Según un informe del Jefe de Sección de Obstetricia la mujer interrumpió sus controles de embarazo y visitas al médico en la semana 35+2, pese a la insistencia de los facultativos para que las retomara. Los médicos calculaban que la mujer se encontraría actualmente en la semana 42+3 de embarazo, por lo que el informe advertía de que si el parto no se realizaba en el hospital existiría "riesgo de hipoxia fetal y muerte fetal intrauterina".

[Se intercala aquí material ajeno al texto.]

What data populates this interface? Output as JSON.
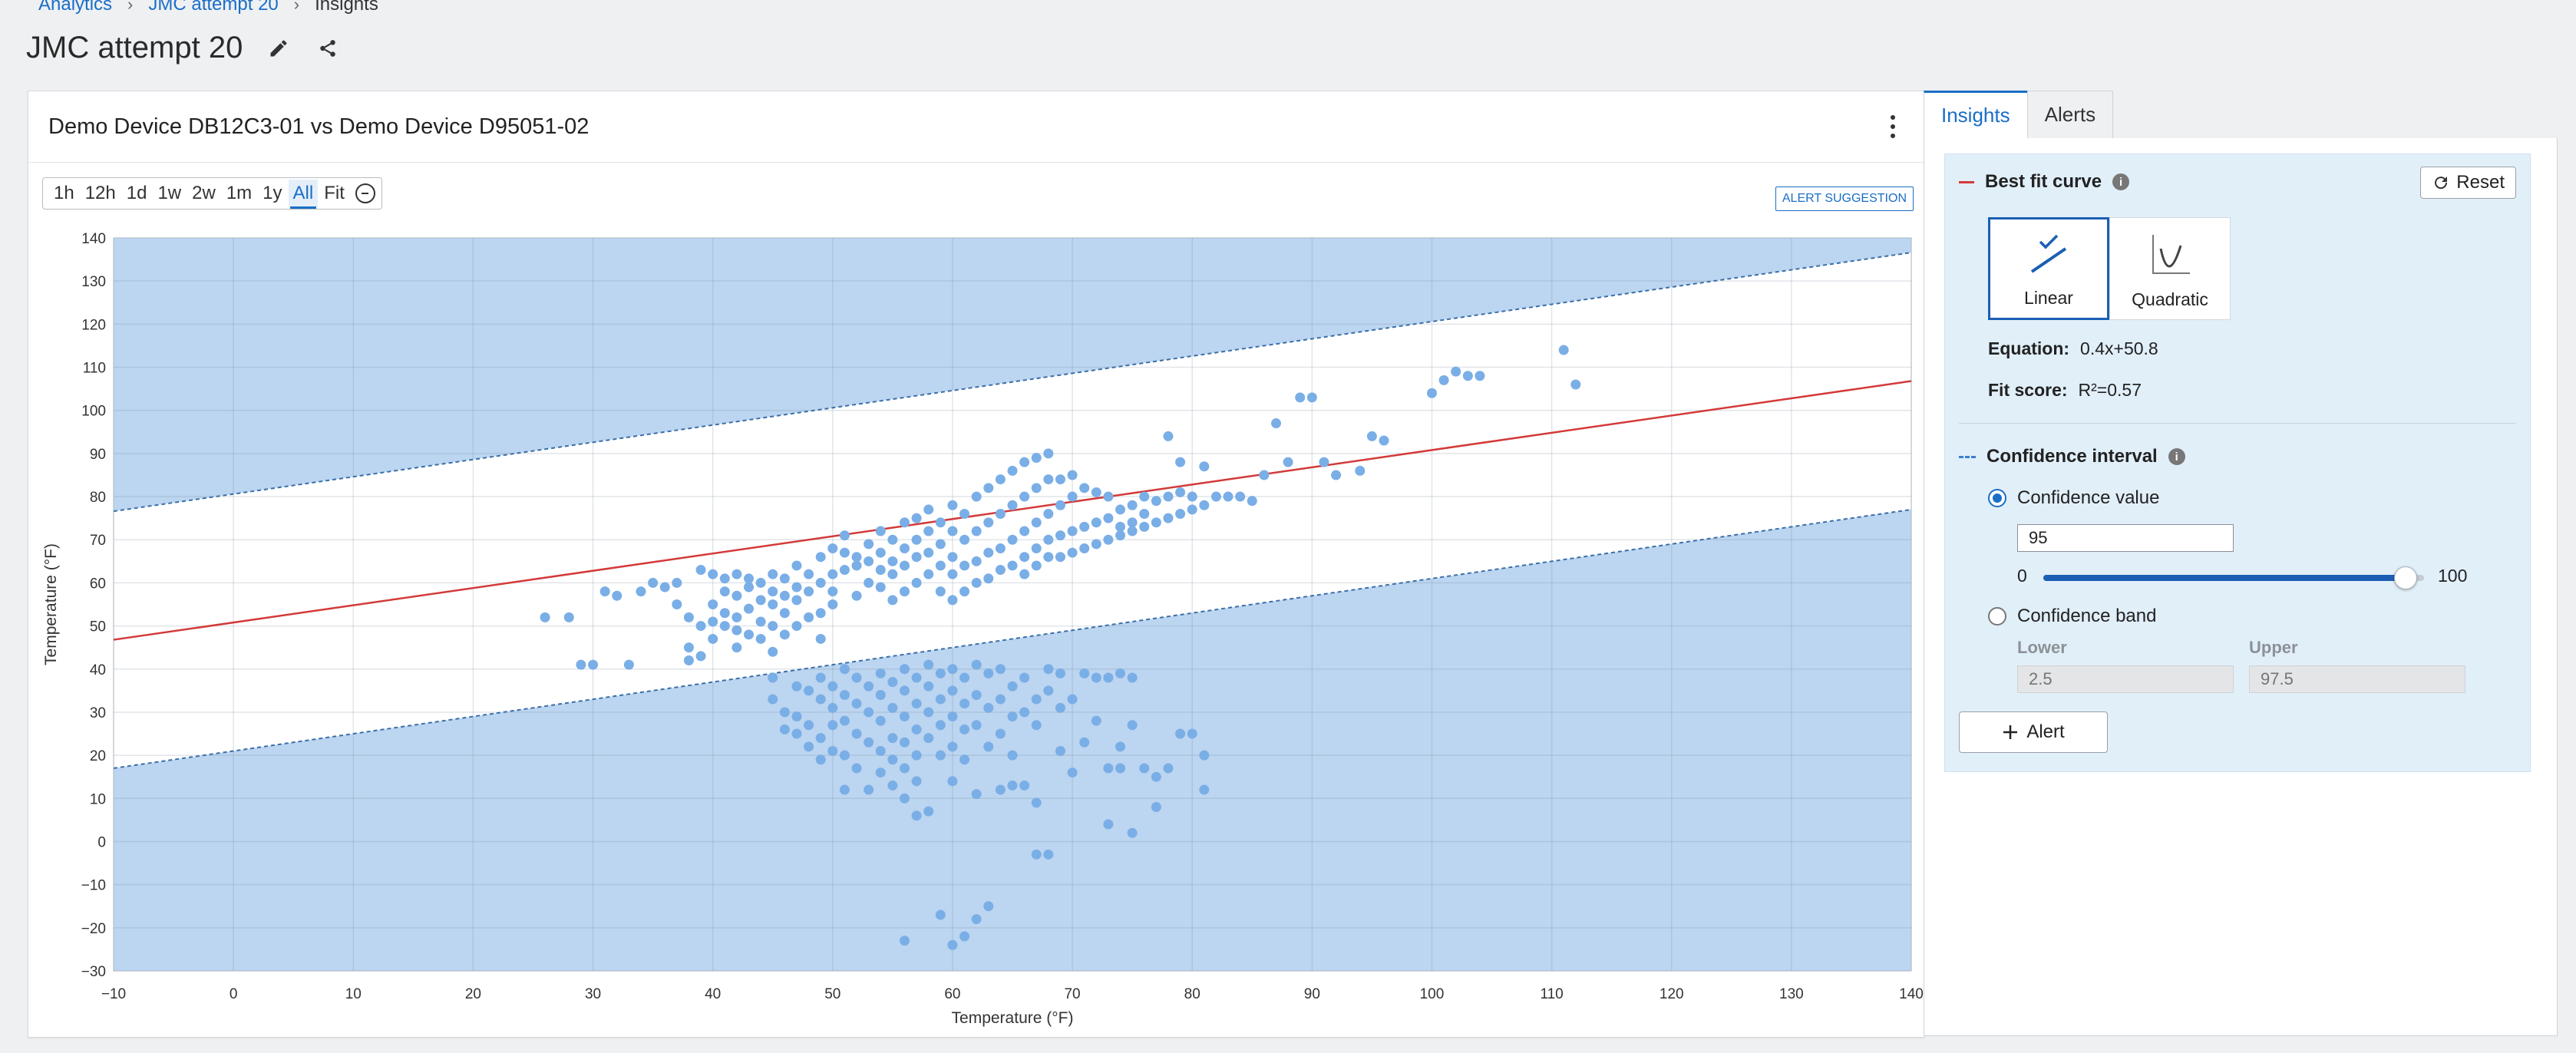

El juez, tras conocer la historia, emitió inmediatamente un auto donde se ordenaba el traslado en un vehículo medicalizado y posterior ingreso de la mujer en el hospital. Una patrulla de la Policía Local se personó en el domicilio de la mujer a primera hora de la tarde para cumplir el mandamiento judicial y trasladarla hasta el centro hospitalario.

Les abrió la puerta una mujer que se identificó como una matrona particular y con experiencia que atendía habitualmente a la embarazada. Los agentes, tras convencer al marido, consiguieron que la mujer saliera de la vivienda. Un equipo médico se hizo cargo de ella en el rellano de la escalera y ahora está siendo controlada en el hospital.